Air pollutants are found associated with various health effects in chronic obstructive pulmonary patients. Given the complicate chemical components of air pollutants, it is not clear which components are the main risk factors for these health effects. Based on the COPD in Beijing (COPDB) study and exposome concept, we examined comprehensively the air pollution components to screen out high-risk factors for systemic inflammation of COPD patients. Concentrations of PM with aerodynamic diameter≤2.5μm (PM2.5), ultrafine and accumulated-mode particles (UFPs and Acc), PM2.5-contained carbonaceous components/elements/water soluble ions, gaseous pollutants, temperature, and relative humidity (RH) were continuously monitored around participants. Urinary polycyclic aromatic hydrocarbons (PAHs) and cotinine, and serum tumor necrosis factor α (TNFα) were measured from 53 COPD and 82 non-COPD participants.
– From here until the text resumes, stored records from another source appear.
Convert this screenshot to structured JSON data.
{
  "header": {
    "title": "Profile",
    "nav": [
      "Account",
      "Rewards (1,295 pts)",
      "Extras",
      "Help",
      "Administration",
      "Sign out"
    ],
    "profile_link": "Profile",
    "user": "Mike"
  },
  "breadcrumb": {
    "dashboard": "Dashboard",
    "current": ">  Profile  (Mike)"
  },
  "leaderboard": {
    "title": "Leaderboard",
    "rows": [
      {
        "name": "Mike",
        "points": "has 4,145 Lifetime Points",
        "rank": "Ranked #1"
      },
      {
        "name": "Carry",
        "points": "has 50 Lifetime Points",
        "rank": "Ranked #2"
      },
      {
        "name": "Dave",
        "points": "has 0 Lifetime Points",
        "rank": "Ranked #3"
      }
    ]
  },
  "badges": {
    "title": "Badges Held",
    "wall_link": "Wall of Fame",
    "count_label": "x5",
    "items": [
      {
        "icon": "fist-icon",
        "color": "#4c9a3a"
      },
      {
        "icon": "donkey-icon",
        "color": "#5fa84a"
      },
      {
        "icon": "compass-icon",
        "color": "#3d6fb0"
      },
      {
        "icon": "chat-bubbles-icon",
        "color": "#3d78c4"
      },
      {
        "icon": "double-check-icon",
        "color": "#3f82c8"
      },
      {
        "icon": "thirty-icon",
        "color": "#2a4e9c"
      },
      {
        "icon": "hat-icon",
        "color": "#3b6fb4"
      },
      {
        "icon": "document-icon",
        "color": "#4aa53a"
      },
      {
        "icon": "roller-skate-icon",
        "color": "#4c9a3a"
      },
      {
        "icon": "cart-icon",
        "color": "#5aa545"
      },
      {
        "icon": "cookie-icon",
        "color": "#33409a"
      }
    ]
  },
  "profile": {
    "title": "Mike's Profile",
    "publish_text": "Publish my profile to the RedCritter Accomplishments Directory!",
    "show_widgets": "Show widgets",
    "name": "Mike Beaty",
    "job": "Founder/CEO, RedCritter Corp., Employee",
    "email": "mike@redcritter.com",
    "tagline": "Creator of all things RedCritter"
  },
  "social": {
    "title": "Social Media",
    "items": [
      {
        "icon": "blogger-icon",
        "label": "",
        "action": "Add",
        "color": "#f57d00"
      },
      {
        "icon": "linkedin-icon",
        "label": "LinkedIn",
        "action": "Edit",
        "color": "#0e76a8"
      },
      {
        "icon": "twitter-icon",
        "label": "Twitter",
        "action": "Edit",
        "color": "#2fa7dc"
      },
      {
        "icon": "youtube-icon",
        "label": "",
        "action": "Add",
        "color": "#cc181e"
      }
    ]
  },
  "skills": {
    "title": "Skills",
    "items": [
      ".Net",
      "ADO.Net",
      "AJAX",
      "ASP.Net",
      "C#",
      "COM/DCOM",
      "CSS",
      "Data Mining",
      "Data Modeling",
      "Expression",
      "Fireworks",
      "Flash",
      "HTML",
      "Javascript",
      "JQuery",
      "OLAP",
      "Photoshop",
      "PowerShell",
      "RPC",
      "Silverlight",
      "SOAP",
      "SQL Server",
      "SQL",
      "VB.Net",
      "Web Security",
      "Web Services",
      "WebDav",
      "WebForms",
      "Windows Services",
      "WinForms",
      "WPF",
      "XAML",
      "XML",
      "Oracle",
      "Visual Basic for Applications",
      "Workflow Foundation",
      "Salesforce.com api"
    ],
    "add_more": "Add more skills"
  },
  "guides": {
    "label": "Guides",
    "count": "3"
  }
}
Lifestyle variables were recorded using follow-up questionnaire. Linear mixed effects (LME) models were used to assess the associations of TNFα differences with exposure to air pollutants, meteorological variations, and lifestyle. In COPD patients, the associations of TNFα differences with exposure to ozone, Cd, UFPs, Acc, 2-hydroxydibenzofuran, temperature and RH parameters, and several elements in PM2.5 were significant in certain time-windows. For example, per interquartile range (IQR) increase in average ozone concentration 14 d before visits was associated with 17.3% (95% confidence interval: 6.8%, 27.7%) TNFα difference. Associations between ozone, Cd, UFPs, Acc, the maximum value of RH, and 2-hydroxydibenzofuran exposure and TNFα differences remained robust in two-pollutant models, and contributed to 19.0%, 10.5%, 2.2%, 1.6%, 2.1%, and 1.5% TNFα differences, respectively. Among the high-risk factors for COPD patients, the responses to UFPs, Acc, and 2-hydroxydibenzofuran were not robust in non-COPD participants. Ozone, Cd, UFPs, Acc, PAHs exposure and RH variation were high-risk factors of systemic inflammation for COPD patients, and the profile of high-risk factors were different from those in general population.